「インターネット空間が自分の居場所」若者の社会的な居場所と個人的な居場所
「居場所」という言葉を考えた時、物理的な社会的居場所=placeが思いつくのと同時に、精神的な心の拠り所という面での「個人的な居場所」のことにも触れずにはいられない。
おじいちゃんが麻雀サークルに行く、子どもが公園で鬼ごっこをする、友達とHUBでワールドカップを観戦する。これらはある種、共通の目的を持ち、「コミュニケーションを必要とする」物理的な居場所であると言える。
一方で、「私には居場所がない・・・。」という言葉からは、空間的な居場所ではなく、「この広い社会の中で私を受け入れてくれる人(場所)がいない。」という個人的な居場所を指す印象を受ける。
例えば、浜崎あゆみ/A Song for XX
居場所がなかった 見つからなかった 未来には期待出来るのか分からずに
など、歌詞にもなりがちな「居場所」ということはまさに個人的居場所を指すことが多い(当然全てではないが)。そして、「居場所」を語る時に、個人的、社会的な居場所は更に細分化され、それこそが広い意味を持つことの要因になっていると言える。
以上を踏まえ、「インターネット空間」を居場所として認識することについて考察していきたい。前提として、15歳〜29歳の6000人のうち、6割以上が「インターネット空間が自分の居場所」と回答していた。
インターネット空間に想定されるものとして、twitterやinstgramなどのsnsや、youtube、ニコニコ動画などの配信型サービスが挙げられる。
そしてこれらは、リプライやコメントといった形で双方(時に一方的な)でのコミュニケーションのツールになっている。
近年では、「新型うつ」と言われるメディア造語も浸透しつつあり、若者とその他の世代でのコミュニーケーションの在り方も変化している。
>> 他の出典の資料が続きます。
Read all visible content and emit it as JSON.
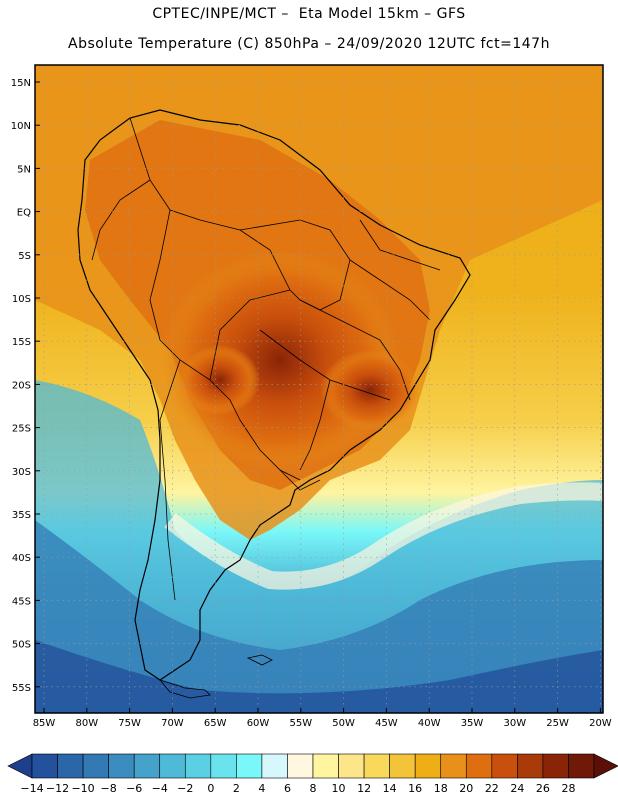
{
  "header": {
    "line1": "CPTEC/INPE/MCT –  Eta Model 15km – GFS",
    "line2": "Absolute Temperature (C) 850hPa – 24/09/2020 12UTC fct=147h"
  },
  "map": {
    "lat_labels": [
      "15N",
      "10N",
      "5N",
      "EQ",
      "5S",
      "10S",
      "15S",
      "20S",
      "25S",
      "30S",
      "35S",
      "40S",
      "45S",
      "50S",
      "55S"
    ],
    "lon_labels": [
      "85W",
      "80W",
      "75W",
      "70W",
      "65W",
      "60W",
      "55W",
      "50W",
      "45W",
      "40W",
      "35W",
      "30W",
      "25W",
      "20W"
    ],
    "grid": "dotted"
  },
  "colorbar": {
    "labels": [
      "-14",
      "-12",
      "-10",
      "-8",
      "-6",
      "-4",
      "-2",
      "0",
      "2",
      "4",
      "6",
      "8",
      "10",
      "12",
      "14",
      "16",
      "18",
      "20",
      "22",
      "24",
      "26",
      "28"
    ],
    "colors": [
      "#1d3f8c",
      "#23519b",
      "#2a66a8",
      "#3379b4",
      "#3b8cbf",
      "#44a2cb",
      "#4fbad8",
      "#5bcfe3",
      "#69e4ee",
      "#7af7f8",
      "#d6f7fb",
      "#fff7e0",
      "#fff4a0",
      "#fde68a",
      "#f8d95c",
      "#f3c33a",
      "#eeae16",
      "#e8901a",
      "#df6e10",
      "#c94f0c",
      "#a93a0a",
      "#8a2408",
      "#6f1a08",
      "#5a1006"
    ]
  },
  "colors": {
    "frame": "#000000",
    "ocean_warm": "#eeae16",
    "ocean_cold": "#3379b4"
  }
}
社会の変化において、人間同士の関わり方として強固な繋がりである「ストロング・タイズ」よりも、たまに顔を合わせるという「ウィークタイズ」の重要性が増してきたと感じる。若者がストレスに弱いのではなく、ただの変化であると感じる。
更に今回は、インターネット空間にインターネット空間に居場所を見出す、もしかしたら顔も知らない相手との関わりが自身の落ち着きに一役買っているケースである。
もしかしたらウィークタイズを越えた更に緩い「ルーズタイズ」という概念にまできているのかもしれない。
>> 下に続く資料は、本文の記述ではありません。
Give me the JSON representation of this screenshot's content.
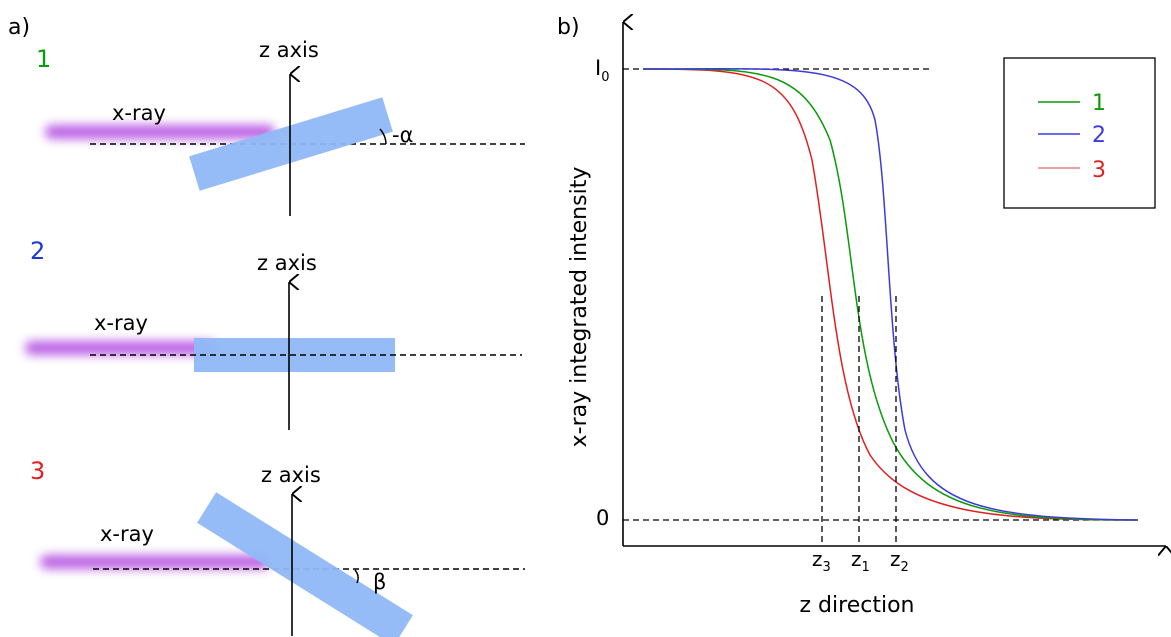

顔も名前も知らない繋がりというのは、良くも悪くも発言の責任が薄れ、当然完璧なコミュニケーションとは言えないが、心的ストレスを緩和してくれ、どこかで他者との繋がりを感じられるという点では立派な居場所になり得ると思う。
いずれにせよ「居場所」とは、他者に強制されるものではなく、自分からの好奇心、興味、好きなものに惹かれて進んでいく末にあるものではないだろうか。